Pierwszy etap podróży – to Iran?
Tak. Wyjazd wojska do Iranu… Była śnieżna noc. Nasze namioty zasypało, przeciekały. I wtem alarm. Mamy się zbierać, pobudka. I wymarsz.  Na dworzec kolejowy w śniegu po pas brnęliśmy. Nie mówiono nam, dokąd pojedziemy. Ale pociąg podstawiony, kazali ładować się do niego. Wsiedliśmy – też nam nic nie mówią. No ale zamknęli nasz wagon i pociąg ruszył. Myśmy stali tam mokrzy w tym wagonie, ale człowiek, jak zmordowany, to zaśnie (szliśmy duży kawał pieszo).  W pewnym momencie zauważyłem, że ciepło się robi. Byliśmy już chyba z kilkaset kilometrów na południe. Dojechaliśmy do portu nad morzem Kaspijskim. Wtedy na statek. A na statku już niewiele miejsca było. Bo ci, którzy prędzej zjedli, co nam dano na stołówce, a  to było parę tysięcy ludzi, to już pozajmowali cały pokład, gdzie jakie miejsce było.  A dla nas zabrakło miejsca, żeby się rozłożyć na pokładzie. Ja mówię do kolegi, że w nadbudówkach luki są. Dziura była i wleźliśmy tam. I tam żeśmy zasnęli, a tu wojsko ładowali i ładowali. Jeden na drugim prawie leżał. Parę tysięcy ludzi się zmieściło, a to były zwykłe małe tankowce. Kursowały po morzu kaspijskim do Persji (dzisiejszego Iranu). Ten otwór, w który myśmy wleźli, zawalili nam jakimiś workami. Dla przyzwoitości zaczęliśmy sprawdzać, co w nich jest. Nóż mieliśmy, jeden worek prujemy: chleb, suchary. Bierzemy do swoich tornistrów – bo nie wiadomo, gdzie jedziemy. Co będzie, to nikt nam nie powiedział. Następny worek rozpruliśmy: śledzie solone. Też wzięliśmy te śledzie. Jeszcze jeden worek próbowaliśmy:  suszona kiełbasa. Jest suszona kiełbasa? Wyrzuciliśmy śledzie. Kiełbasa to było wyżywienie oficerskie. Objedliśmy się niesamowicie. I zapas mieliśmy. Odnaleźliśmy w rurczołach kran z wodą to i mieliśmy wodę do popicia. A tam to była straszna rzecz: bo tyle ludzi, a każdy chciał pić. Dostał śledzie solone, to tym bardziej chciał pić! A kran tylko jeden był na pokładzie. I żandarmi stali, kto przychodził z manierką, to mu ją wyrzucali do morza, bo manierki tu miały mały otwór. Musiał każdy przyjść z menażką. Menażki…  jedna w drugą wchodziła, takie angielskie, płaskie, kwadratowe. A my wody mieliśmy pod dostatkiem. Wszystkiego. A najgorzej było, gdy ludzie potrzebowali się załatwić. Oni nam pobudowali przy burcie prowizoryczne latryny. Jak ktoś się załatwiał, to leciało do morza. To było pomyślane nawet z sensem, ale jak wiatr wiał, to coś, co miało iść do morza, leciało na pokład.  No, straszne były rzeczy.

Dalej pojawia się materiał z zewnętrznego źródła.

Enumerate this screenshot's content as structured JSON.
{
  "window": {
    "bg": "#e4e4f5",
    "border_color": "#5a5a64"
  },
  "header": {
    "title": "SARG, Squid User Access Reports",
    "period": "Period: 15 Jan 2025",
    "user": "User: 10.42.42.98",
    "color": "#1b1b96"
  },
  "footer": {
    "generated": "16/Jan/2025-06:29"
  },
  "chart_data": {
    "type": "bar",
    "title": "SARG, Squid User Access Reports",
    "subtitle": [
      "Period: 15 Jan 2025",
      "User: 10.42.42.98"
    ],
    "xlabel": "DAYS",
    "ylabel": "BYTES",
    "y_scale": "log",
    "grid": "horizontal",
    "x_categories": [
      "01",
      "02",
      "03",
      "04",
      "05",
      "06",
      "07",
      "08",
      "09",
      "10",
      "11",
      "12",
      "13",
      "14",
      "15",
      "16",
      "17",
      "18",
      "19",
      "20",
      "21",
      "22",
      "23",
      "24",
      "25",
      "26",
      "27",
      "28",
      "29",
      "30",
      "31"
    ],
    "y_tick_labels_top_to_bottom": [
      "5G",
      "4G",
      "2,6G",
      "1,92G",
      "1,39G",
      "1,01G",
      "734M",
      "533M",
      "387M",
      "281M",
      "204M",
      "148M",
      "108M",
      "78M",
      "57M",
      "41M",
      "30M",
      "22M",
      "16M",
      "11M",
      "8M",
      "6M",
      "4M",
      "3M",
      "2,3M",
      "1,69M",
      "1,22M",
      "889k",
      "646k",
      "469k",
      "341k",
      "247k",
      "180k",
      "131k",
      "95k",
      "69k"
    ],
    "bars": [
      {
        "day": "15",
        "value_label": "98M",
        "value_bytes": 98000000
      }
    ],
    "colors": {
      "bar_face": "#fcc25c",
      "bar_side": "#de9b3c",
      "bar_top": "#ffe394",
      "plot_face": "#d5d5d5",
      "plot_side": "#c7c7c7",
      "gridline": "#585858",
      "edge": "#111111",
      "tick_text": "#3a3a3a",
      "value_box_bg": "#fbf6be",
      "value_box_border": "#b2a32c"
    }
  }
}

 Pewnej nocy statek się zatrzymał i padł rozkaz: wyładowywać się! Molo było prowizoryczne, wyleźliśmy. Kto może, tu, gdzie stoi, ma spać. Rozłożyliśmy się. Plecak pod głowę i śpimy. Obudził nas głos sprzedawców nawołujących do kupna. Po rusku wołali: jajca wariennyje,  tj. jajka gotowane. Ja to pamiętam do dzisiaj. Spałem przy witrynie na chodniku, rano patrzę w nią: takie bloki chałwy oraz rozmaite inne słodkości. Wszystko na tej wystawie. Oj chyba, myślę, śnię. W końcu okazało się, że to jest prawda, że już jesteśmy w takim kraju, gdzie wszystko jest. To było w Pachlewi - taka miejscowość w Iranie nad morzem Kaspijskim. Potem było jedzenia w bród. Ile kto chciał. Wszystko głównie na ryżu.

Jak wspomina Pan pobyt w tym egzotycznym miejscu?
Zaczęło się wojsko. Znowu nas wysłali do łaźni. Trzy namioty połączone ze sobą. Rozbieraliśmy się w pierwszym. Obsługa to było wojsko hinduskie. Zdzierali z nas odzież i na kupę tam rzucali, a nas do drugiego namiotu, w którym była łaźnia polowa. Gorąca woda, mycie. Po kąpieli stał hindus z naczyniem z proszkiem - to było DDT. (Po wojnie u nas w Polsce owady tym niszczyli, to taki palący proszek.) Każdemu, gdzie owłosienie było, sypali tym proszkiem. To piekące było niesamowicie. I do następnego namiotu.  A w tym namiocie bielizna nowa, czysta i umundurowanie. A tamto wszystko stare do spalenia. Także już byliśmy gotowi do dalszej drogi. Przyjechały ciężarówki perskie i do tych się ładowaliśmy.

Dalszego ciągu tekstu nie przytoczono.